Loot grinding games… one of my two gaming Achilles heels… the other being open world games built for exploration.

 
Ralph Wiggum

Grinding is great for building up cash for your character. A run with Terramorphous on Borderlands 2 nets about 300 – 500k easily. Getting a better weapon/item is uncommon but the lure is still there.

 
hunterkiller

If you think Terramorphous is hard then try Imperpheous The Invincible (i think thats his name) in TVHM man its damn hard and i went from 800K down to 8K, lol and still didnt get half way in the life bar with 2 other maxed players.

If anyone has done it then please pass on the wisdom.

Oh this is unlocked once you complete the DLC.

 

The thing that cracks me up is that many of the same people who criticize a game like World of Warcraft for being “repetitive and grindy” are the same ones who I see every night in my steam friends list (or the GoN community list) playing Borderlands 2 or GW2 (which is a dressup Barbie grinding simulator).

 

“What is the appeal of loot grinding and repeatable bosses, anyway?”

It adds some sort of sense of accomplishment to people’s otherwise meaningless lives.
Lets them feel like they’ve gained something.

If you want to get to the root psychology of it, then there it is.

 
psychofruiterer

Hunterkiller, go get a babymaker and one for each of your friends.
Get all 3 of you to hold down fire and spam reload key.
Boss = dead in about 10 seconds.

 

i just cant really get into it , usually love grinding stuff and looting , my zero is level 25 but tbh i cant see myself making 50 , rarely see decent weapons , and always get stuck dying continually trying to get through an area which makes missions go for over an hour , get bored by myself then join some ppl and they take all the loot lol wtf

 

Psychofruiterer: Iss it hypocritical of me to call the baby-maker method a cop-out when I regularly farm Terramorphous using the Bee/Conference Call method? ;)

Bishopoz: I understand how you feel. The game feels a LOT less enjoyable playing on your own, and is best played with other people who know how to share the loot.
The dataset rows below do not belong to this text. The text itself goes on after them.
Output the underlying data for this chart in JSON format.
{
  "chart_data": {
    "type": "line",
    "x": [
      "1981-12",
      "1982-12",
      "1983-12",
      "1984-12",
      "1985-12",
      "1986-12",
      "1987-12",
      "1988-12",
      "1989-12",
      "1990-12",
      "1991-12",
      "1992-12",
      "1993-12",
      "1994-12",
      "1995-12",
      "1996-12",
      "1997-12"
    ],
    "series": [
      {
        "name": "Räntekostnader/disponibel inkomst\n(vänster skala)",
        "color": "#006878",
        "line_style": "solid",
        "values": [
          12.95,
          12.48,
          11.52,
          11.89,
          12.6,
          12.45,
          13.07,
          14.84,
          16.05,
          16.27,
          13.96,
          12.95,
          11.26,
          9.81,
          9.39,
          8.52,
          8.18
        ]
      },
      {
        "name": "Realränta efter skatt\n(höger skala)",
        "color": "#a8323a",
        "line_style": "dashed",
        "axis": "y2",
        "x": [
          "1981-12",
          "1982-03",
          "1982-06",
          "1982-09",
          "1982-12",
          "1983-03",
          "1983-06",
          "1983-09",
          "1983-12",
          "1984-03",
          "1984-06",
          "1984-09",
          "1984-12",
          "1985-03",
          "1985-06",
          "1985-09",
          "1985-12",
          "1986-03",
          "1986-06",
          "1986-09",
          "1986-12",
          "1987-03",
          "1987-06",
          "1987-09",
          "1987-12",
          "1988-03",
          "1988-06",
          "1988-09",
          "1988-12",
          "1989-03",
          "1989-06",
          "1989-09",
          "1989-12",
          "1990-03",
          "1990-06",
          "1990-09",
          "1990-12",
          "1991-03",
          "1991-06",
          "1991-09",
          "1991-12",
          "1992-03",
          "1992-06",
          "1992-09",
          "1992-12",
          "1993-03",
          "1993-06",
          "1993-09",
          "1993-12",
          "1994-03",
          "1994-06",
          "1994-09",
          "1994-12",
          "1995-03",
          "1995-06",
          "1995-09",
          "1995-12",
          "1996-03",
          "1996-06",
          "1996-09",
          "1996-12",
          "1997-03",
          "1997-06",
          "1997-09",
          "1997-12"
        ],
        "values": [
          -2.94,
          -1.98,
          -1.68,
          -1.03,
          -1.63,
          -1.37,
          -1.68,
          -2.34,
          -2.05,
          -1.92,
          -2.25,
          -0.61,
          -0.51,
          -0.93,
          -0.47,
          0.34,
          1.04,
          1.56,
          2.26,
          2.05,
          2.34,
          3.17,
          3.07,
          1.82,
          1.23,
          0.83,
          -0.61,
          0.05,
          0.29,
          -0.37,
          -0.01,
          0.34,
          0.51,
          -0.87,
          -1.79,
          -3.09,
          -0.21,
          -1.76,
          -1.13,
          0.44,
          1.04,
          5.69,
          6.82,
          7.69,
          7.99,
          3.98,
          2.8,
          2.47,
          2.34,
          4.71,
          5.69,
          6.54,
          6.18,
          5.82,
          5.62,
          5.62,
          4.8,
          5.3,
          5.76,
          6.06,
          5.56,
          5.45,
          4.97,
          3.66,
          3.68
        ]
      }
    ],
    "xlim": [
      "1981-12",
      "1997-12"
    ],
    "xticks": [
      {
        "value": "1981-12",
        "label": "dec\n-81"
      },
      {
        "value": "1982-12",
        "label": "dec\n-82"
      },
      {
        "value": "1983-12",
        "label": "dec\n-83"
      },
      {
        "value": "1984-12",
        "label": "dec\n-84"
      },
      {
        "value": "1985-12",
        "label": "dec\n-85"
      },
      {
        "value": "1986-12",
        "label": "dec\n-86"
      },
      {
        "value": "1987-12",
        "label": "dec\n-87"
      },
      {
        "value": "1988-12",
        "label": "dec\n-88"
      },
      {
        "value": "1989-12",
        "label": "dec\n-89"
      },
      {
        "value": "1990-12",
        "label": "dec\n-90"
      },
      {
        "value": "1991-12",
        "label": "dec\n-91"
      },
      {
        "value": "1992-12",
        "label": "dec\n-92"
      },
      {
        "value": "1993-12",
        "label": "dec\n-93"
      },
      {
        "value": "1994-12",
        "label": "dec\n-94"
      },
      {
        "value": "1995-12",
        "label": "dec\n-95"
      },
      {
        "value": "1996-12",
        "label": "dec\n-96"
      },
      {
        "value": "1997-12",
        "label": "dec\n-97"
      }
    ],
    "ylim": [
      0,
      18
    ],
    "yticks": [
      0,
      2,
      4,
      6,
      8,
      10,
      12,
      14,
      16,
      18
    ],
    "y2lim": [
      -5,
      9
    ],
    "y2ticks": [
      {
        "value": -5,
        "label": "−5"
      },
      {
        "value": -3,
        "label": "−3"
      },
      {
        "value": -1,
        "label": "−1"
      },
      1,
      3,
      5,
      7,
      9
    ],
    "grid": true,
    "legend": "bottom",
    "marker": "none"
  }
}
I’d offer to join you but I only have a Lvl 50 Zero (too overpowered for your games) or you’d have to join one of my weaker lvl 8 ish characters.

 
psychofruiterer

Bishopoz, i feel ya, had the same experience with my siren till i done some side missions and got a couple of levels higher than the baddies i was fighting in the storyline missions.It didn’t get easier to the point of not being a challenge, but it was less frustrating for sure.
I won’t even mention how playthrough 2 is BRUTAL compared to 1st playthrough, oh wait… i just did :D

Ralphwiggum, maybe a little…but i hear ya… reminds me of the time in world of warcraft when i suggested to my guild that we should go in blind on purpose to a new raid and see if we could work it all out with only us and no outside info….
You can guess how long that lasted before we looked up how to kill the 1st boss, lol

 

Am I the only person who manages to have fun with these sort of games without feeling the need to grind loot and bosses?

The original borderlands I didn’t like because I just didn’t enjoy the combat, But games like Diablo 2/3, Guild Wars 1/2, Star Wars The Old Republic I’ve never once sat there grinding away at the same dungeons/bosses except for Diablo 2 which I would pretty much be completely over the game after 20-30 baal runs and then only return to it with a new character, eventually accumilating the required gear over the course of multiple toons or through trading.

Guild Wars I played for over 4 years and never sat there doing dungeon runs, hell I never even went to the Underworld just because I knew it was purely a farming area and almost everyone there were just looking for farming roles.

I just enjoy running multiple characters in these games (12 in guild wars, 8 in swtor, about 50 different characters across the course of D2), playing through the game for the gameplay itself, enjoying the diversity in environments and objectives rather than just hammering one thing repeatedly for a shiny.